Fernández estuvo internado hasta entrado el año 1977. Ese flaco alto, de 1,92, tenía una debilidad: las rubias de baja estatura. Se enamoró de Norma Abram, la enfermera que lo atendía. Ella, 14 años mayor, decía que él era muy joven para ella, pero el muchacho hizo tanto que se casaron. Tuvieron un hijo, Diego.

Con medio cuerpo paralizado, logró entrar en la Dirección General de Fabricaciones Militares, donde estuvo 16 años. Cuando estalló la guerra de Malvinas, a pesar de su estado físico, se presentó para ir como voluntario.

A Fernández le habían otorgado una pensión que el gobierno militar le quitó, argumentando que ningún soldado que había sido herido por defender a la Patria merecía una retribución, mientras que los familiares de los guerrilleros cobraron indemnizaciones millonarias. “Nos atacaron, nos hirieron, no lo puedo entender”, expresó.

Como pudo, la fue peleando hasta que la vida le dio otro golpe. En 2008 se enteró que en la escuela IPEM 286 (ex ENCO) de Oliva, donde había estudiado Pettigiani, la Asociación de Familiares de Desaparecidos y Detenidos por Razones Políticas de Córdoba había colocado una placa en su honor.

Fueron las cosas de la vida que apareció en el camino de Fernández el abogado penalista Mariano Ludueña, quien denunció al intendente de entonces por apología del crimen: Pettigiani había sido un traidor a la Patria y no podía ser puesto como ejemplo para la juventud. Luego de un largo peregrinar por la justicia, este año lograron que la quitasen. Aun así, debieron hacer otra presentación para evitar que una calle de un loteo de tierras en las afueras del pueblo llevase el nombre del guerrillero.

“Estamos todos rotos”, confesó Fernández. “En Villa María peleamos como en Formosa cuando atacaron el Regimiento 29; si bien no hubo un Hermindo Luna que gritó que nadie se rendiría, nosotros tampoco lo hicimos.
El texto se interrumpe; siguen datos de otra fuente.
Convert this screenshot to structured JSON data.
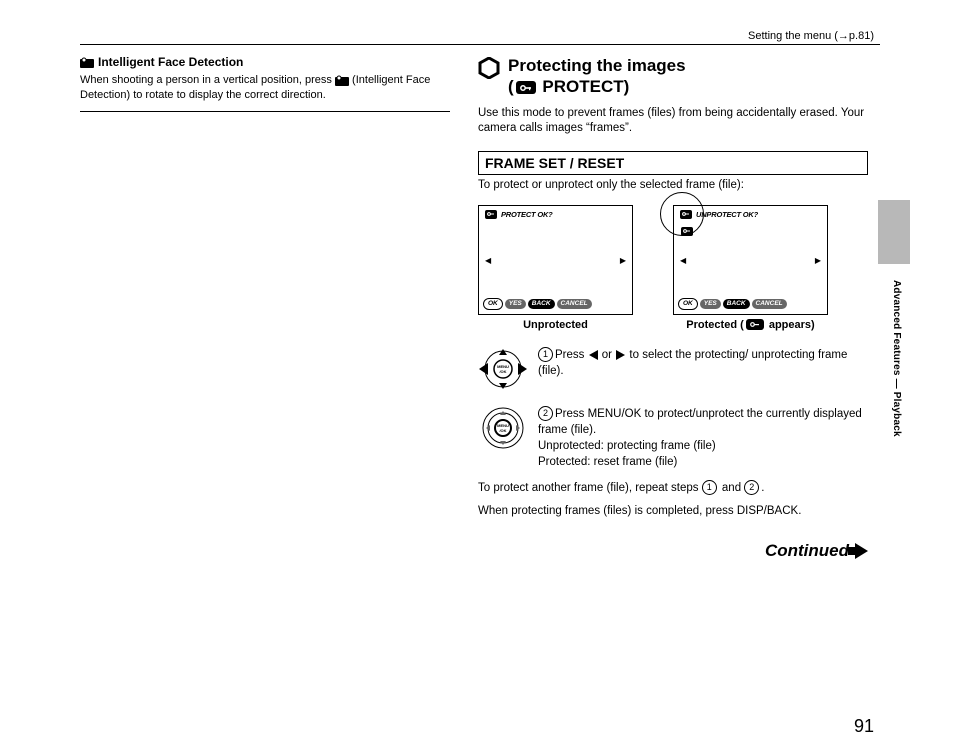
{
  "header": {
    "ref_text": "Setting the menu (→p.81)"
  },
  "left": {
    "tip_title": "Intelligent Face Detection",
    "tip_body_a": "When shooting a person in a vertical position, press ",
    "tip_body_b": " (Intelligent Face Detection) to rotate to display the correct direction."
  },
  "right": {
    "title_line1": "Protecting the images",
    "title_line2_a": "(",
    "title_line2_b": " PROTECT)",
    "intro": "Use this mode to prevent frames (files) from being accidentally erased. Your camera calls images “frames”.",
    "subhead": "FRAME SET / RESET",
    "subintro": "To protect or unprotect only the selected frame (file):",
    "screens": {
      "left_prompt": "PROTECT OK?",
      "right_prompt": "UNPROTECT OK?",
      "ok": "OK",
      "yes": "YES",
      "back": "BACK",
      "cancel": "CANCEL",
      "label_left": "Unprotected",
      "label_right_a": "Protected (",
      "label_right_b": " appears)"
    },
    "steps": {
      "s1_a": "Press ",
      "s1_b": " or ",
      "s1_c": " to select the protecting/ unprotecting frame (file).",
      "s2_a": "Press MENU/OK to protect/unprotect the currently displayed frame (file).",
      "s2_b": "Unprotected: protecting frame (file)",
      "s2_c": "Protected: reset frame (file)"
    },
    "after_a": "To protect another frame (file), repeat steps ",
    "after_mid": " and ",
    "after_end": ".",
    "after2": "When protecting frames (files) is completed, press DISP/BACK.",
    "continued": "Continued"
  },
  "side": {
    "text": "Advanced Features — Playback"
  },
  "page_number": "91"
}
Tenemos mucho amor por la bandera”.

“Estábamos defendiendo lo nuestro, y le pudo haber tocado a cualquiera”. Se lamenta que ya no esté “Adriancito Segura, que es uno de los manchaleños”. Segura falleció en noviembre del 2020 y fue enterrado con honores militares.

Volvió a la fábrica para un acto presidido por el general Claudio Pasqualini, que era el jefe del Estado Mayor General del Ejército. Dijo que fue muy emocionante para él encontrarse con viejos soldados y de volver al lugar que lo había marcado de por vida.

Guarda como recuerdo de esa noche el birrete que usó, con el agujero provocado por el proyectil que casi lo mata. La herida no se le nota ya que le hicieron cirugía plástica y le colocaron una placa.

Todos los 24 de marzo, en que se conmemora el día de la memoria, la verdad y la justicia, el abogado Ludueña organiza un asado para los veteranos de Malvinas. Lo hace en Oncativo, una ciudad cordobesa donde hay muchos ex combatientes. Suele hacerlo en el salón de fiestas de la familia Salazar y todo el pueblo colabora. En uno de esos encuentros invitaron a Fernández. Al entrar al salón, el veterano Sergio Calderón se puso de pie y exclamó “¡llegó el soldado olvidado!”, y todos lo aplaudieron. Fernández confesó que se siente cómodo entre los veteranos, quienes lo tratan como un par.

Asegura ser una persona de fe, y no pierde el tiempo en ponerse a llorar porque sería desagradecido con Dios. El no lo dice, pero su abogado Ludueña contó a Infobae que en su momento a su hijo le dijo que su hemiplejia se debía a que se había caído de la moto, porque no quería que el chico creciera con odio.

Contó que Luis Labraña, militante montonero, quiso conocerlo. En las presentaciones Fernández le aclaró que no fueron, no son ni nunca serían amigos. Dijo que Labraña insistía en que ambos debían ser reconocidos como veteranos de guerra. Sin embargo, Fernández aclaró que, si bien tenían algo en común, que era el fusil, los guerrilleros lo usaron para asesinar y los soldados para defender al país.

“No me gusta que me palmeen la espalda, pero hay que entender que los guerrilleros no eran Robin Hood, sino asesinos”. Y hoy, desde su casa en Villa María, tiene claro que los que quedaron vivos representan la voz de los que ya no están. Y en eso está Fernández, en un combate desigual contra la indiferencia y el olvido.